C’est dans cet élan de conscience et d’engagement qu’une rencontre d’envergure consacrée à la gouvernance et à la transition énergétique a été organisée par Natural Resource Governance Institute (NRGI) . Cet événement, tenu dans un hotel de la place, a réuni des acteurs clés du secteur énergétique tunisien et mis en avant le rôle crucial de la société civile dans le dialogue entre les autorités publiques et les régions.
L’initiative a mobilisé des représentants du Ministère de l’Industrie, des Mines et de l’Énergie, des gouvernorats de Kébili et Tataouine, ainsi que des entreprises publiques telles que la STEG et la SNDP. Des associations de la société civile de Kébili et Tataouine, l’ATPG et TENS, ont également pris part aux débats.
Laury Hathayen, Directrice de la région MENA de NRGI, a inauguré la rencontre en insistant sur l’importance d’un dialogue multipartite. Elle a rappelé l’engagement de NRGI à collaborer avec les différentes parties prenantes.
Une transition énergétique aux multiples visages
La transition énergétique s’impose aujourd’hui comme l’un des grands enjeux du siècle, suscitant des débats passionnés aux quatre coins du globe. Certains la perçoivent comme une formidable opportunité de repenser nos modèles de production et de consommation, tandis que d’autres y voient un défi colossal, exigeant une gestion minutieuse pour ne pas compromettre les équilibres économiques. Face à ces bouleversements, l’Institut pour la Gouvernance des Ressources Naturelles (NRGI) se positionne en observateur engagé, fort de son expertise en gouvernance des hydrocarbures et des énergies renouvelables.
Depuis 2011, NRGI a joué un rôle clé dans les réformes institutionnelles en Tunisie, influençant même certaines dispositions constitutionnelles relatives à la gestion des hydrocarbures. Mais alors que le paysage énergétique mondial évolue et que les énergies renouvelables gagnent du terrain, l’organisation élargit son champ d’action pour accompagner une transition plus juste et plus durable.
Laury Haytayan rappelle que l’Institut, initialement focalisé sur le pétrole et le gaz, suit de près ces mutations. Présent en Tunisie depuis plus d’une décennie, il a accompagné les débats sur la gouvernance énergétique dans un contexte de transformations profondes, impactant aussi bien les pays riches en hydrocarbures que ceux qui en dépendent pour leur approvisionnement. Ces bouleversements ne sont pas anodins : ils redessinent les économies et redéfinissent les équilibres financiers à l’échelle mondiale.
« Nous avons dû adapter notre expertise en gouvernance pétrolière et gazière pour répondre aux défis de la gouvernance des énergies renouvelables et des transitions énergétiques », explique-t-elle.

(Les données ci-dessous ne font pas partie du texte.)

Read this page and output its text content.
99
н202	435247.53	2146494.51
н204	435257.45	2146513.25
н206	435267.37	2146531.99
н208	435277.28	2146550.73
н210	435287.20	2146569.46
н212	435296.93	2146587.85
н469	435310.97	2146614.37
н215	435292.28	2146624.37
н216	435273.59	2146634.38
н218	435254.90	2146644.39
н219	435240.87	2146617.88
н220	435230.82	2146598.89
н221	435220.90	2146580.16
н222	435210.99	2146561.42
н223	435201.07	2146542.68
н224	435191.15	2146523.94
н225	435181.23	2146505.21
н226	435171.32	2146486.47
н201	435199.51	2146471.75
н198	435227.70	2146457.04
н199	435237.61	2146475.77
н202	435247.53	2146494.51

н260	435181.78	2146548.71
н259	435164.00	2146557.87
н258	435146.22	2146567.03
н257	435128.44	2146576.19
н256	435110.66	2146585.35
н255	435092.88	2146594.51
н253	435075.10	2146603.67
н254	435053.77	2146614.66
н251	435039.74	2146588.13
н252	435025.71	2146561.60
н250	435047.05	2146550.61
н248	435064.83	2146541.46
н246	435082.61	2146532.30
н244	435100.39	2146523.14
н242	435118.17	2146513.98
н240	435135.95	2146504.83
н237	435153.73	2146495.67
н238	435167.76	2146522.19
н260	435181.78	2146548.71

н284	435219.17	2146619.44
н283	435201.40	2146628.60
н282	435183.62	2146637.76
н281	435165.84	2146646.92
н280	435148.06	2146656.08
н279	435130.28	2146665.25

Car si le pétrole a longtemps été au cœur des enjeux énergétiques, il ne peut plus être le seul prisme à travers lequel analyser les dynamiques actuelles.
Des transitions plurielles, des défis multiples
Insistant sur l’idée qu’il n’existe pas un modèle unique de transition énergétique, Laury Haytayan souligne que chaque pays trace sa propre trajectoire en fonction de ses ressources et de son contexte économique.

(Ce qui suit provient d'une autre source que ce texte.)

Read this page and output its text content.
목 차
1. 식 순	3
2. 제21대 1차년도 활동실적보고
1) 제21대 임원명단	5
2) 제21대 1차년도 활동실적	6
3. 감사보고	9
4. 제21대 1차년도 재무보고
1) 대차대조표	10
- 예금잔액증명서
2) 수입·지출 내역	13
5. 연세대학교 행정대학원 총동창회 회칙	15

Les nations riches en pétrole, par exemple, appréhendent souvent cette transition comme une menace pour leurs revenus. Pour elles, l’urgence est double : imaginer dès aujourd’hui des alternatives et diversifier leurs économies afin de réduire leur dépendance aux hydrocarbures. Loin d’être une simple mutation énergétique, il s’agit d’une transformation structurelle qui implique une refonte complète des modèles de croissance.
À l’inverse, des pays comme la Tunisie, moins liés aux revenus pétroliers, peuvent envisager cette transition avec plus de souplesse. Libérés du poids des hydrocarbures, ils ont l’opportunité d’amorcer leur virage vers les énergies propres sans provoquer de bouleversements sociaux comparables à ceux que connaissent les grandes économies pétrolières.
Une stratégie pensée pour la Tunisie et sa région
Parmi les grands objectifs fixés lors de la COP28, l’un des plus ambitieux est le doublement de la part des énergies renouvelables. Un tel engagement ne se résume pas à un simple déploiement technologique : il implique un accès accru aux minéraux stratégiques indispensables aux infrastructures énergétiques vertes. Cette course aux ressources soulève des enjeux géopolitiques et économiques majeurs, où chaque pays doit veiller à sécuriser son approvisionnement tout en garantissant une exploitation éthique et durable.
L’impératif d’une justice énergétique entre le Nord et le Sud
Mais au-delà des aspects techniques et économiques, la transition énergétique pose une question plus profonde : celle de l’équité entre le Nord et le Sud. Laury Haytayan met en lumière ce dilemme : comment faire en sorte que cette transformation ne profite pas uniquement aux pays développés, mais qu’elle devienne un levier de développement pour les nations émergentes ?
Si l’histoire nous a appris que les révolutions industrielles et technologiques ont souvent accentué les inégalités, il est aujourd’hui crucial d’écrire un nouveau récit. Un récit où les pays du Sud ne seraient pas de simples fournisseurs de matières premières pour les économies du Nord, mais de véritables acteurs du changement, bénéficiant d’investissements, de transferts de technologies et d’un accès équitable aux marchés de l’énergie propre.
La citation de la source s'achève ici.